Solr 1.4 Offers Richer Document Indexing and Speed

Any day now (if not already), the newest version of Apache's Solr (news, site) project hits the streets. A year in the making since the previous release, the Java-based, open source enterprise search server Solr 1.4 offers some exciting feature and performance improvements.

Faster, Better, Stronger

It's nearly impossible to talk about Solr without talking about the Lucene search library (news, site) it relies on. With the release of Lucene 2.9, Solr receives the boost of many under the hood enhancements through its partner in crime.

But Solr received plenty of attention for itself as well. Given how critical search is to helping users find exactly what they're looking for within a site, and to keeping them there by responding quickly as well as accurately, it's little surprise that improvements to Solr itself break down into performance and features.

Performance-based improvements to Solr 1.4 include:

  • Streamlined caching through a change to the Java class ConcurrentLRUCache, which minimizes the overhead of synchronization.
  • Scalable concurrent file access with a change to the Java platform's Java Nonblocking Input/Output (NIO) API to speed index file access.
  • Smarter handling of index changes through smart re-use of unchanged index segments.
  • Faster faceting through a new implementation of UnInvertedField for multi-value fields, providing in some cases 50 times faster performance.
  • Streaming updates for SolrJ through an optimized implementation of StreamingUpdateSolrServer, which is useful for indexing many documents at one time, in some cases producing dramatic document indexing speed improvements.

New Features

Perhaps the most exciting feature improvement to Solr 1.4 is the ability to index non-XML documents through the addition of Solr Cell, which uses the Apache Tika project to convert various documents to XHTML. Supported formats include PDF, OpenDocument (OpenOffice), Microsoft OLE 2 Compound Document (Microsoft Office), HTML, RTF, gzip, ZIP, and Java Archive (JAR) files. Solr now can detect duplicate documents by using unique signatures, and have a configurable response as to how these duplicates are handled.

An addition that will thrill Windows administrators and those who didn't enjoy filing a ticket with IT is a much smoother index replication process. Rather than needing administrator access and rsync on a Unix box, Solr 1.4 now offers replication in its Java platform layer, so you can perform backups the same way on any Solr instance on any operating system without having to go to IT.
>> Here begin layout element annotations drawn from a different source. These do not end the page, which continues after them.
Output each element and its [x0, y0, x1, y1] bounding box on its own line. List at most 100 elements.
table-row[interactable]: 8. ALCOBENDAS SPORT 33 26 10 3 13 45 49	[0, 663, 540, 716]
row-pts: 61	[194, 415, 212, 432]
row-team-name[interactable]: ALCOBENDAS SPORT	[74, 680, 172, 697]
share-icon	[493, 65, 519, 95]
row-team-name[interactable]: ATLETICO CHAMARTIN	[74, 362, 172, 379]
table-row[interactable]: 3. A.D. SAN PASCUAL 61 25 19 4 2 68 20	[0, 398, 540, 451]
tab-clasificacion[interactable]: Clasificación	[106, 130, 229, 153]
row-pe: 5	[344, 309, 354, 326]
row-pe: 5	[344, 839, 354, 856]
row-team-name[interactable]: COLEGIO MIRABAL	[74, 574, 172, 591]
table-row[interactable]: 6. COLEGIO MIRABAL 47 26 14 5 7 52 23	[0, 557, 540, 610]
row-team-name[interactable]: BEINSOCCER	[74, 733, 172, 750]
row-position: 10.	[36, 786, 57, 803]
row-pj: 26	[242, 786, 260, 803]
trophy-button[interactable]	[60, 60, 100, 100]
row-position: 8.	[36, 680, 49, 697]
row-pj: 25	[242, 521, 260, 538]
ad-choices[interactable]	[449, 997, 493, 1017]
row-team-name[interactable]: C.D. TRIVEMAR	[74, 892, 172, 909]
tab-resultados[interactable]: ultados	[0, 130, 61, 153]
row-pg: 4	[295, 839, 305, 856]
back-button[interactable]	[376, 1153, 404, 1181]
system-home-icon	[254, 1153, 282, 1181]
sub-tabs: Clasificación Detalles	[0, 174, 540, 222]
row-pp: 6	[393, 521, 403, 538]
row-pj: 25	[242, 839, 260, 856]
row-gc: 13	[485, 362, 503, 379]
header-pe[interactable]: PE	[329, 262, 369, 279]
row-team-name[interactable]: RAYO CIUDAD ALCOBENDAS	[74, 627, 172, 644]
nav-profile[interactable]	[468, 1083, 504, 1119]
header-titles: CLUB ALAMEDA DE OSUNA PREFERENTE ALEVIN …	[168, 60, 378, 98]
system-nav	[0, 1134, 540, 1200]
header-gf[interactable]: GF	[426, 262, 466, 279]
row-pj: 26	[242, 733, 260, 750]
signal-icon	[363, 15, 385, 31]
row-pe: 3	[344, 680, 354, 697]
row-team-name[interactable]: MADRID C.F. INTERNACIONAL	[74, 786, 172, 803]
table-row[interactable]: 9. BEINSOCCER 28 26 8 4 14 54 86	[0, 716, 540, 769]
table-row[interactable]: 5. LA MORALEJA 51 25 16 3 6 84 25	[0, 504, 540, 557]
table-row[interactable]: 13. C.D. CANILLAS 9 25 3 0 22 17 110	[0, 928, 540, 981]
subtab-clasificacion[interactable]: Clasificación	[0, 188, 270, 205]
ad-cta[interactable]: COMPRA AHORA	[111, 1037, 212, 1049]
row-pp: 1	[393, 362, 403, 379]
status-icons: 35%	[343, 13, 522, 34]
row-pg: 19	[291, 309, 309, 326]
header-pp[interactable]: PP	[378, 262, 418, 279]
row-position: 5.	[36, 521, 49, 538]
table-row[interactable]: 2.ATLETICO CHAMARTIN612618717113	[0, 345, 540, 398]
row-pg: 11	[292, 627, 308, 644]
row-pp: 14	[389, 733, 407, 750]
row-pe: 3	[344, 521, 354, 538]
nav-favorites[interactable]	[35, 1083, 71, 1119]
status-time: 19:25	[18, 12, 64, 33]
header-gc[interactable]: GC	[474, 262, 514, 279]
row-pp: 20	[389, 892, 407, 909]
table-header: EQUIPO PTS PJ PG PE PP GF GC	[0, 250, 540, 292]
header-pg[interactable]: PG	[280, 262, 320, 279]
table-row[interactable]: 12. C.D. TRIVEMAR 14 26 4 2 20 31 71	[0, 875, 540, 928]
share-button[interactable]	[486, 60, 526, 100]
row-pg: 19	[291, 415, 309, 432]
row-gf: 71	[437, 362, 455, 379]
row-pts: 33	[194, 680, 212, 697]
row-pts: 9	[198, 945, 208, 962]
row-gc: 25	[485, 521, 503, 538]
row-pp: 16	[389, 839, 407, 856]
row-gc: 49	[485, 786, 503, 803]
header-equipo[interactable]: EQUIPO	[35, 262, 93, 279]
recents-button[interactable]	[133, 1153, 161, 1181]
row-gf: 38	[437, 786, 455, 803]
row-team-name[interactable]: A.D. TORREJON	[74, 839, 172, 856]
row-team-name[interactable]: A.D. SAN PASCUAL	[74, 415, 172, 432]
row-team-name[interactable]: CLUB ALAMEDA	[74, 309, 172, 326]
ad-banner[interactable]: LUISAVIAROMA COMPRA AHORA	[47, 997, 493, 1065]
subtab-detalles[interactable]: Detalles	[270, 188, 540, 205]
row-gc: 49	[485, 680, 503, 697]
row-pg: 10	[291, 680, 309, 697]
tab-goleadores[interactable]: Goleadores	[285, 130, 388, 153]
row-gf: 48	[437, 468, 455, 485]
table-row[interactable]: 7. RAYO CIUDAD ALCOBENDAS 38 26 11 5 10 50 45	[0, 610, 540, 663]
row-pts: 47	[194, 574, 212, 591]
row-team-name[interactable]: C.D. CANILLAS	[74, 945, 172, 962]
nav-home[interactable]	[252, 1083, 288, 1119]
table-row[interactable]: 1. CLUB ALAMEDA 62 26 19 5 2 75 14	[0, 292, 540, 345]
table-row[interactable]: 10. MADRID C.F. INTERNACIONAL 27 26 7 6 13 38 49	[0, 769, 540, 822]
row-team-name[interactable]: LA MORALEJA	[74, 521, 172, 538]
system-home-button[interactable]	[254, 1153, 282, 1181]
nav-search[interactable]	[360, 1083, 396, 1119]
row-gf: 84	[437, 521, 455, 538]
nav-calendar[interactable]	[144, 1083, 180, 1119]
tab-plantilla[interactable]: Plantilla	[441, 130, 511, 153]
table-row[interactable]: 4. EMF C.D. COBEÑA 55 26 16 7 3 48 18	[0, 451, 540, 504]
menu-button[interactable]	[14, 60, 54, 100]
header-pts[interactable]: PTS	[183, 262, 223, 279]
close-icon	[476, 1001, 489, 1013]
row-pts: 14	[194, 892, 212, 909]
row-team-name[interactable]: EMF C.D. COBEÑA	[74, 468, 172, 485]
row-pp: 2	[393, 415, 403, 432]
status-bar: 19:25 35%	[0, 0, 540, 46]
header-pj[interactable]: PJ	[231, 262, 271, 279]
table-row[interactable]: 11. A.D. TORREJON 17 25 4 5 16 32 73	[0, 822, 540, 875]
Another feature was inspired at Lucid Imagination (news, site), a company dedicated to commercial-grade support, training, development, and consulting based on Apache Lucene and Solr--as well as a major contributor to the project. In using Solr 1.4 on their own site for months to test and spot other areas for improvements, they noticed that their combination of Drupal for the CMS portion of the site and WordPress for the blog posed some challenges.

Solr uses a technique called faceting to group search results by fields. With a site combination such as this, the idea of multi-select faceting, where you count and group search results according to their fields, became an obvious new addition for Solr 1.4. There are a broad number of use cases where this feature adds great power to Solr search. For example, you can:

  • Use multi-select faceting by dates to search on the last modified date presented in year range increments with counts for each year.
  • Facet by query for arbitrary search queries and get specific counts for each.
  • Ensure that search results across multiple sites appear simultaneously, rather than narrowing and excluding through facets, as Lucid needed to do with their CMS and blog.
  • Allow support desk personnel in the middle of triage on a case to look down multiple possible issue paths at the same time. (Is the problem related to the OS? If so, the kernel? Filesystem?)
  • Eliminate results from unstructured data that don't match the parameters you're looking for.

Should You Rush to Upgrade?

Erik Hatcher, a member of the technical team at Lucid Imagination and an active committer for Lucene and Solr, says that if your current search works fine, there's no reason to rush into the upgrade. However, he also says that there are so many improvements to Solr that doing so can be well worth it. Solr 1.4 is backwards compatible with 1.3, so the Solr upgrade should be trivial--though he recommends that you always test just in case.

Those who might want to run rather than walk to Solr 1.4 include:

  • People who had problems deploying replication in Solr 1.3
  • Libraries, who were having issues with faceting on author across millions of books, performance for this aspect is much better in Solr 1.4

On the other hand, if you're updating Lucene as well, check the readme files for discussion of any caveats you might need to consider before upgrading this aspect of the solution.

What's Coming Next?

David M. Fishman, Director of Marketing for Lucid Imagination, points out that CMS and social technology is lowering the barrier to creating content. "More content means search must be faster and smarter," says Fishman, and many who want to close the gap between content and the users themselves are turning to Solr and Lucene so they don't have to build solutions from scratch.

While it's difficult to think too much on 1.5 while 1.4 isn't quite out the door, Hatcher says that items on the to do list include more data import handler improvements to support even more diverse content, and even more performance improvements.